Les femmes journalistes sont encore des cibles privilégiées de violences à travers le monde. De plus, malgré la forte féminisation du métier au cours des vingt dernières années, elles occupent encore les fonctions les plus précaires, constate Reporter Sans Frontières (RSF) dans son bilan de la liberté de presse chez les femmes. Cependant, être une femme n'a pas que des inconvénients.

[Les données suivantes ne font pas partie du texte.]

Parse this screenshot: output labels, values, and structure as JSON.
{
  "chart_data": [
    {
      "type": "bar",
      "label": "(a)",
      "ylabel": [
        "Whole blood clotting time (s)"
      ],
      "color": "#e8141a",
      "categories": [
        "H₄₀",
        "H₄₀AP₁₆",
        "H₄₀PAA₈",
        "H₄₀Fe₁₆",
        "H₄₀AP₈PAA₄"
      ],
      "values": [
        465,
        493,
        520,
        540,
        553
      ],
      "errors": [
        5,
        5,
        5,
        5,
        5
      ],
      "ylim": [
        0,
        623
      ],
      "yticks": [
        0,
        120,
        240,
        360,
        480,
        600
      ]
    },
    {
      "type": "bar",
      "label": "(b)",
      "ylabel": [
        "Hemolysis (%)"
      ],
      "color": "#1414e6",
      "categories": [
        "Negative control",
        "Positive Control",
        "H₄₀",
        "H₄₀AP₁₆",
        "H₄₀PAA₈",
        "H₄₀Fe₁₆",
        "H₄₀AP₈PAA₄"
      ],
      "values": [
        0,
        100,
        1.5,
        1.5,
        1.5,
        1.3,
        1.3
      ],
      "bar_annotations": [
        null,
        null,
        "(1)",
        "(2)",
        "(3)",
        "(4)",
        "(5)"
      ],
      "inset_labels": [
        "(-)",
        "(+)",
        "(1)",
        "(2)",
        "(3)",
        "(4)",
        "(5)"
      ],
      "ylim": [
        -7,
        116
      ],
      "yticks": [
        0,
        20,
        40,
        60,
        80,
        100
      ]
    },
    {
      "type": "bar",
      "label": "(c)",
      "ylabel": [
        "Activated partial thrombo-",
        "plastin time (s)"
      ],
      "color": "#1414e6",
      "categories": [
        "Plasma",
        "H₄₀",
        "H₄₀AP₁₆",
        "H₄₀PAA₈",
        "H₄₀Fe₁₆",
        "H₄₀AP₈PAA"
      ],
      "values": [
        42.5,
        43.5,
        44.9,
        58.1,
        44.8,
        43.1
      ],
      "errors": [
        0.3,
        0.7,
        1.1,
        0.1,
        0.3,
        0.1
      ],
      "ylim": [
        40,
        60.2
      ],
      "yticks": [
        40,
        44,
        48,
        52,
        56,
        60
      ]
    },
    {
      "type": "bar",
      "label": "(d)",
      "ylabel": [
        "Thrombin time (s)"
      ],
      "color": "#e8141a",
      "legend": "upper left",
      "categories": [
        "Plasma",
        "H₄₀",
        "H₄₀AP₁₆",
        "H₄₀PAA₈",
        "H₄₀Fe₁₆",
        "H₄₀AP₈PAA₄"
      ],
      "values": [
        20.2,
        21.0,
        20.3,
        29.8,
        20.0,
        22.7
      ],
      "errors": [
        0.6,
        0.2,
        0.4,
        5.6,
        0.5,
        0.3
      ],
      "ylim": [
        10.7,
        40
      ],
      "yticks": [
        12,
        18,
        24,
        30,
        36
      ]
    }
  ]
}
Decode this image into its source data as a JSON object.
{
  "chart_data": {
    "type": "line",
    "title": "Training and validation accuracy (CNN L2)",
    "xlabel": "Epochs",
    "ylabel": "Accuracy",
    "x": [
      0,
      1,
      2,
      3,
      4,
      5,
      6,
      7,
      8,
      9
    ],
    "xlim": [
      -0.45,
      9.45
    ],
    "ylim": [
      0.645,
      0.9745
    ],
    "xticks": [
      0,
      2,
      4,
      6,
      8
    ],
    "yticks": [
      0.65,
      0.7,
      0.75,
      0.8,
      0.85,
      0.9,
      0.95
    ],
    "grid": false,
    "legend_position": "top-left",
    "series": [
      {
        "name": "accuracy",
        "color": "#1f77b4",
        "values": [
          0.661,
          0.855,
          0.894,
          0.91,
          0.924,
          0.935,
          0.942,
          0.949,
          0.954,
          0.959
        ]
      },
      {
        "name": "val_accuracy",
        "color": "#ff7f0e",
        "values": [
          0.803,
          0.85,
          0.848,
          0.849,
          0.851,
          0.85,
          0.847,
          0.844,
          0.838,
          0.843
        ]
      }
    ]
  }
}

Les femmes journalistes sont encore des cibles privilégiées de violences. De plus, malgré la forte féminisation du métier au cours des vingt dernières années, elles occupent encore les fonctions les plus précaires, constate Reporter Sans Frontières (RSF) dans son bilan de la liberté de presse chez les femmes. Cependant, être une femme n'a pas que des inconvénients.

La méthode Anne Nivat

Le rapport de RSF met en effet en exergue des témoignages de femmes qui ont su tirer avantage de leur sexe pour réussir. C'est notamment le cas de Anne Nivat, correspondante de guerre reconnue pour son travail en Tchétchénie, en Afghanistan et en Irak. «J’ai plus de facilités en tant que femme à faire mon travail, car en Irak et en Afghanistan les femmes ne sont rien et on ne fait pas attention à elles. Contrairement à mes collègues masculins, une journaliste femme peut passer relativement inaperçue», explique-t-elle.

Travaillant en immersion totale, la journaliste qui a remporté le prestigieux Prix Albert Londres 2000, n'hésite pas à revêtir la Burqa en Afghanistan, ce qui lui permet de traverser des milieux hostiles sans encombre et de passer les check points sans se faire importuner. Grâce à cette méthode, elle s'éloigne radicalement de l'uniformité médiatique en zone de guerre et rapporte des histoires humaines inédites.

«Dans les pays en guerre, la population est toujours prise entre deux feux, les insurgés et l’armée régulière. Pendant que les hommes sont au front, celles qui tentent de survivre, ce sont les femmes auxquelles j’ai eu un accès privilégié grâce à des hommes qui m’ont emmenée dans leur famille», raconte-t-elle.

Les Philippines et Cuba

La journaliste Marites Dañguilan Vitug basée aux Philippines est du même avis. «Je dirais qu’en tant que femme j’ai une certaine facilité à faire ce métier. On se confie plus facilement à moi», confie-t-elle. Elle-même directrice du comité consultatif du magazine indépendant Newsbreak, elle explique que dans son pays les femmes ont réussi a brisé le plafond de verre et occupent de nombreux postes clés, dont la tête de deux grands quotidiens, Philippine Daily Inquirer et Philippine Star. Les directeurs de l’information de trois grandes chaînes de télévision philippines sont également des femmes.

La journaliste cubaine Magali Norvis Otero Suárez témoigne également de ses avantages en tant que femme par rapport à ses collègues masculins. Bien qu'elle couvre des sujets qui fâchent le régime castriste, notamment les violations des droits humains et le milieu carcéral, elle a le sentiment que la mission de journaliste à Cuba est moins à risques pour une femme. «On ne frappe pas les femmes lors des mobilisations, lorsque nous nous déplaçons pour les couvrir. La police est moins violente envers nous», rapporte-t-elle.

Exporter les bons exemples

Malgré ces quelques succès, le journalisme demeure «un monde encore largement masculin, d’où les femmes sont exclues», dénonce RSF. Pourtant, comme en témoignage le parcours de Anne Nivat, «la présence des femmes au sein des rédactions permet d’informer sur la moitié cachée de l’humanité, les femmes ayant la possibilité de traiter de réalités auxquelles des hommes n’ont pas accès», souligne l'organisation.

Pour renforcer la présence féminine au sein des médias et la liberté de presse au féminin à travers le monde, RSF recommande notamment la mise en place de programmes spécifiques de protection des femmes journalistes, la création de Maisons des journalistes femmes et le soutien des organismes de formation en journalisme dédiés aux femmes.